‘Frontera’ exhibit highlights border’s artists

FROM LEFT: Daniel Rosas, director of “El Field,” a documentary film about Mexican migrant field workers working in Californian fields;  Alejandro Davila, producer, and Derrick Sparrow, co-writer, co-editor and sound. Rosas and Sparrow are at the border fence in Mexicali. Alejandro Davilla lives in Calexico and stands on the American side of the border. PHOTO STEFAN FALKE

CALEXICO — A photo exhibit that highlights 200 artists who live and work along the Southwest border will debut tonight at San Diego State University-Imperial Valley’s Steppling Art Gallery.

The exhibit, titled “La Frontera: Artists along the U.S.-Mexican Border,” is the result of New York City-based photographer Stefan Falke’s eight years of traveling to meet and photograph the artists.

The idea for such a project was prompted in 2008 by frequent news reports of drug cartel-related violence along the Southwest border, Falke said.

Unlike other potential tourists, the grave news served to entice Falke to the region for the sole purpose of documenting the good works of people who call the border region their home.

“When I hear too much bad news, I kind of get suspicious,” Falke said. “I usually like to see if there’s something good to find.”

Falke grew up in West Germany, in a town called Paderborn, about 70 miles west of the border with the Netherlands. It was there that he came to appreciate the cultural diversity and tension that is often associated with border regions.

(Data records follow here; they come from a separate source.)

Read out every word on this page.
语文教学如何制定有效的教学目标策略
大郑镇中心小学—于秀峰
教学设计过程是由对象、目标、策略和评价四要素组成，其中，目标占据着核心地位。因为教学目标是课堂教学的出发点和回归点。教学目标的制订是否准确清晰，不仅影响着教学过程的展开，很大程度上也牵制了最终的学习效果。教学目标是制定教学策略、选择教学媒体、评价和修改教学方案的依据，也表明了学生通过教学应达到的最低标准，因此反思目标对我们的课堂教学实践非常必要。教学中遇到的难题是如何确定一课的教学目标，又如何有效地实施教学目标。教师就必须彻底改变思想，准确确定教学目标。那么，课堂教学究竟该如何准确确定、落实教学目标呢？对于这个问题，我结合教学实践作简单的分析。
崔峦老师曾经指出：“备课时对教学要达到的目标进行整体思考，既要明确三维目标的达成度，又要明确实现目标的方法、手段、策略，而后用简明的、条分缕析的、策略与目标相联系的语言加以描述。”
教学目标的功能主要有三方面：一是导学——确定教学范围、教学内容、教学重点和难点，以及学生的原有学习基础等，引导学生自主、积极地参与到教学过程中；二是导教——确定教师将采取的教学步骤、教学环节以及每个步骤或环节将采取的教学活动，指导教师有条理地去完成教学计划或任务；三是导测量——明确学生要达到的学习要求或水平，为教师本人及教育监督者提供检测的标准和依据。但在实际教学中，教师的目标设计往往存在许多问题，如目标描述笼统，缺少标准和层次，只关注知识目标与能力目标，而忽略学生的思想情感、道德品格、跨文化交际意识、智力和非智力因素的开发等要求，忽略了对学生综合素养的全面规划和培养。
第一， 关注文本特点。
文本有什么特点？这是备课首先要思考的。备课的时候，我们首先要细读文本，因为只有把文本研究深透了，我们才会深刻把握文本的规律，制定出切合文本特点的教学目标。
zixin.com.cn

While media and politicians often have a habit of exploiting and exaggerating border regions’ tensions and conflicts, Falke said his “Frontera” exhibit is meant to highlight those individuals who contribute to their communities’ quality of life.

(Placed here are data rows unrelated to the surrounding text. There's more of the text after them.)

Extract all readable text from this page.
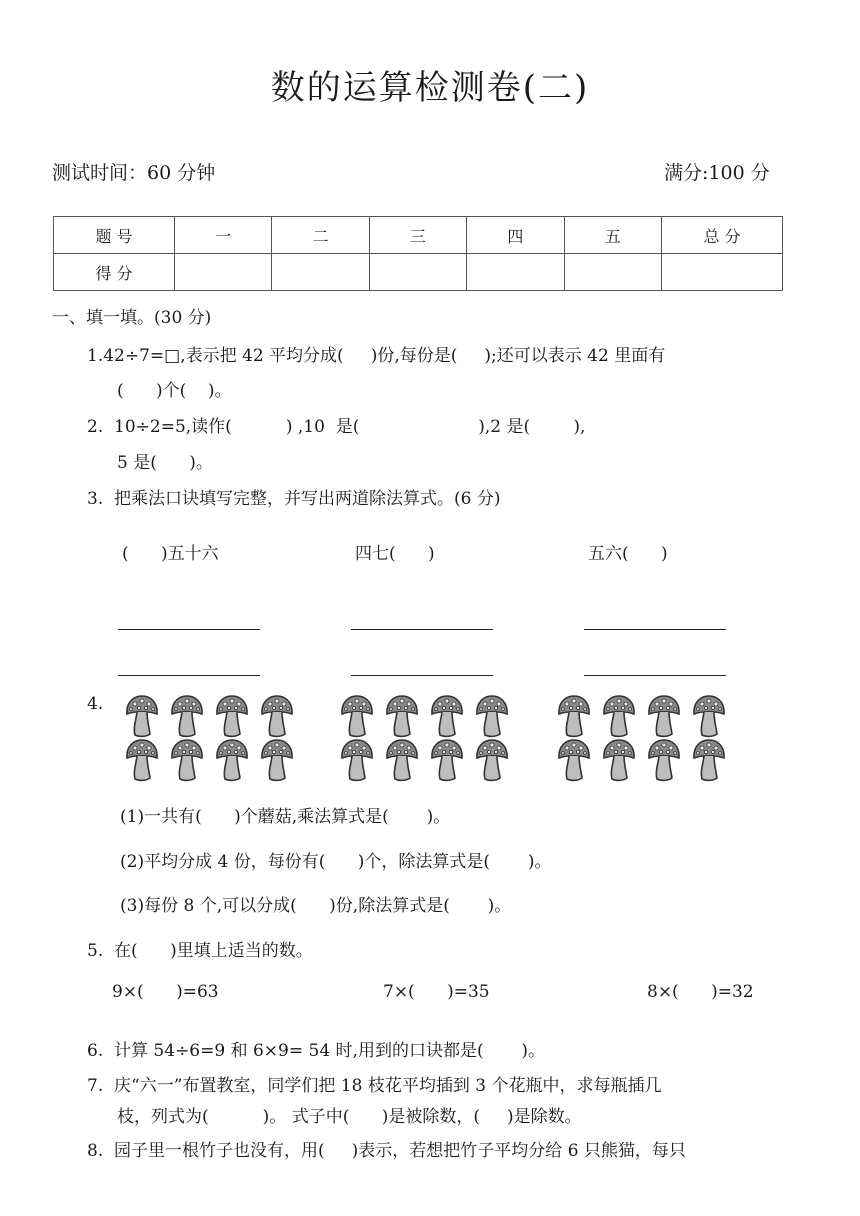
数的运算检测卷(二)
测试时间：60 分钟	满分:100 分
题 号	一	二	三	四	五	总 分
得 分						
一、填一填。(30 分)
1.42÷7=□,表示把 42 平均分成(     )份,每份是(     );还可以表示 42 里面有
(      )个(    )。
2.  10÷2=5,读作(          ) ,10  是(                      ),2 是(        ),
5 是(      )。
3.  把乘法口诀填写完整，并写出两道除法算式。(6 分)
(      )五十六	四七(      )	五六(      )
4.
(1)一共有(      )个蘑菇,乘法算式是(       )。
(2)平均分成 4 份，每份有(      )个，除法算式是(       )。
(3)每份 8 个,可以分成(      )份,除法算式是(       )。
5.  在(      )里填上适当的数。
9×(      )=63	7×(      )=35	8×(      )=32
6.  计算 54÷6=9 和 6×9= 54 时,用到的口诀都是(       )。
7.  庆“六一”布置教室，同学们把 18 枝花平均插到 3 个花瓶中，求每瓶插几
枝，列式为(          )。 式子中(      )是被除数，(     )是除数。
8.  园子里一根竹子也没有，用(     )表示，若想把竹子平均分给 6 只熊猫，每只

“My point is only to prove that there is amazing cultural life along the border,” Falke said. “But it is less about the individual artist than it is about making that point.”

As part of his project, Falke said he had visited just about every city and town along the Southwest border from the Pacific Ocean to the Gulf of Mexico.

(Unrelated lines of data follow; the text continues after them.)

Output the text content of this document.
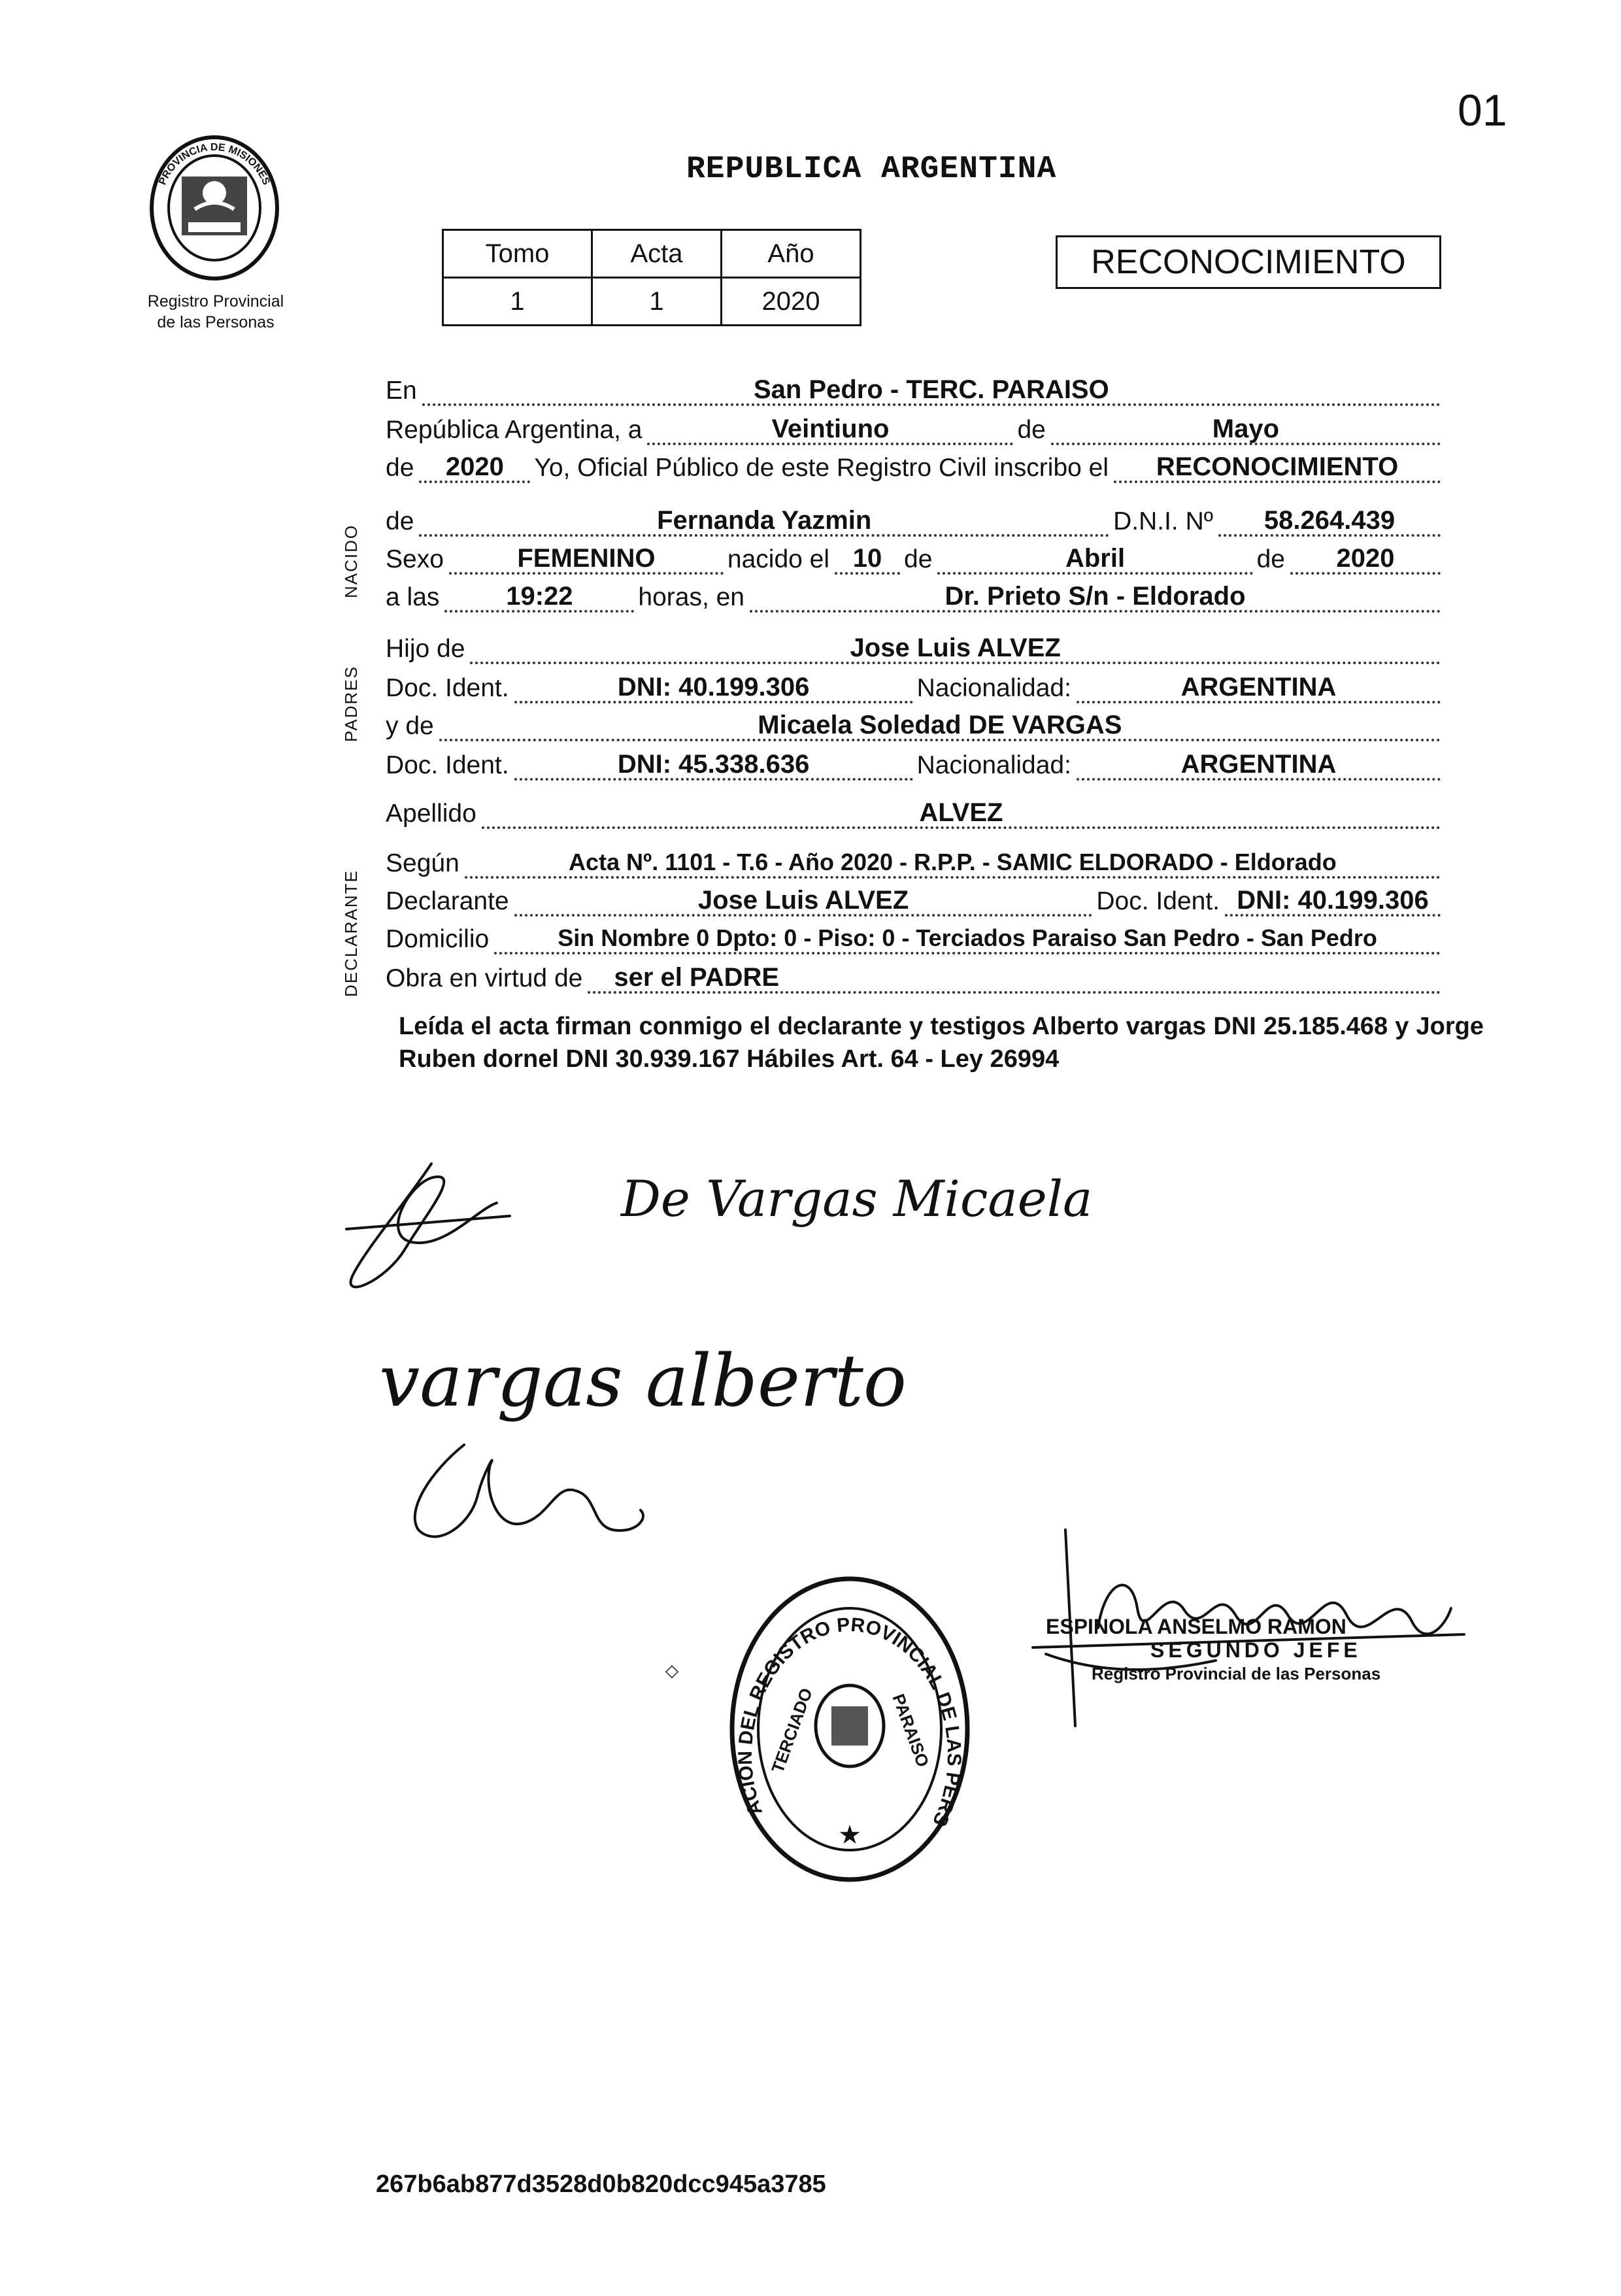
01
PROVINCIA DE MISIONES
Registro Provincial
de las Personas
REPUBLICA ARGENTINA
Tomo	Acta	Año
1	1	2020
RECONOCIMIENTO
NACIDO
PADRES
DECLARANTE
En	San Pedro - TERC. PARAISO
República Argentina, a	Veintiuno	de	Mayo
de	2020	Yo, Oficial Público de este Registro Civil inscribo el	RECONOCIMIENTO
de	Fernanda Yazmin	D.N.I. Nº	58.264.439
Sexo	FEMENINO	nacido el 10 de	Abril	de	2020
a las	19:22	horas, en	Dr. Prieto S/n - Eldorado
Hijo de	Jose Luis ALVEZ
Doc. Ident.	DNI: 40.199.306	Nacionalidad:	ARGENTINA
y de	Micaela Soledad DE VARGAS
Doc. Ident.	DNI: 45.338.636	Nacionalidad:	ARGENTINA
Apellido	ALVEZ
Según	Acta Nº. 1101 - T.6 - Año 2020 - R.P.P. - SAMIC ELDORADO - Eldorado
Declarante	Jose Luis ALVEZ	Doc. Ident. DNI: 40.199.306
Domicilio	Sin Nombre 0 Dpto: 0 - Piso: 0 - Terciados Paraiso San Pedro - San Pedro
Obra en virtud de	ser el PADRE
Leída el acta firman conmigo el declarante y testigos Alberto vargas DNI 25.185.468 y Jorge Ruben dornel DNI 30.939.167 Hábiles Art. 64 - Ley 26994
De Vargas Micaela
vargas alberto
DELEGACION DEL REGISTRO PROVINCIAL DE LAS PERSONAS
TERCIADO	PARAISO
★
◇
ESPINOLA ANSELMO RAMON
SEGUNDO JEFE
Registro Provincial de las Personas
267b6ab877d3528d0b820dcc945a3785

Most times, Falke would just show up in an area without having done much prior research about the area’s established artists. Typically, the artists who were among the first to be photographed would provide Falke with the names and locations of other prospective subjects.

The artists featured in the “Frontera” exhibit hail from Matamoros, Reynosa, Nuevo Laredo, Ciudad Juarez, Agua Prieta, Naco, Nogales, Mexicali, Tecate, Tijuana, Brownsville, Harlingen, McAllen, El Paso, Calexico and San Diego.

“I’ve had so much fun meeting all these artists,” Falke said.

Locals here may find familiar faces from both the Valley and Mexicali among the artists featured in Falke’s exhibit.

Among those faces is the gallery’s own curator and Imperial Valley College art professor Luis Guillermo Hernandez, a Mexicali native and resident who Falke intimately referred to as “truly a border-crosser kind of guy.”

Hernandez is a Mexicali native who moved to Calexico while in middle school and who returned to the area in 2012 after having lived and worked as artist in Los Angeles.

The “La Frontera: Artists along the U.S.- Mexican Border” exhibit’s opening reception takes place from 5 p.m. to 8 p.m. tonight and will run through Oct. 12.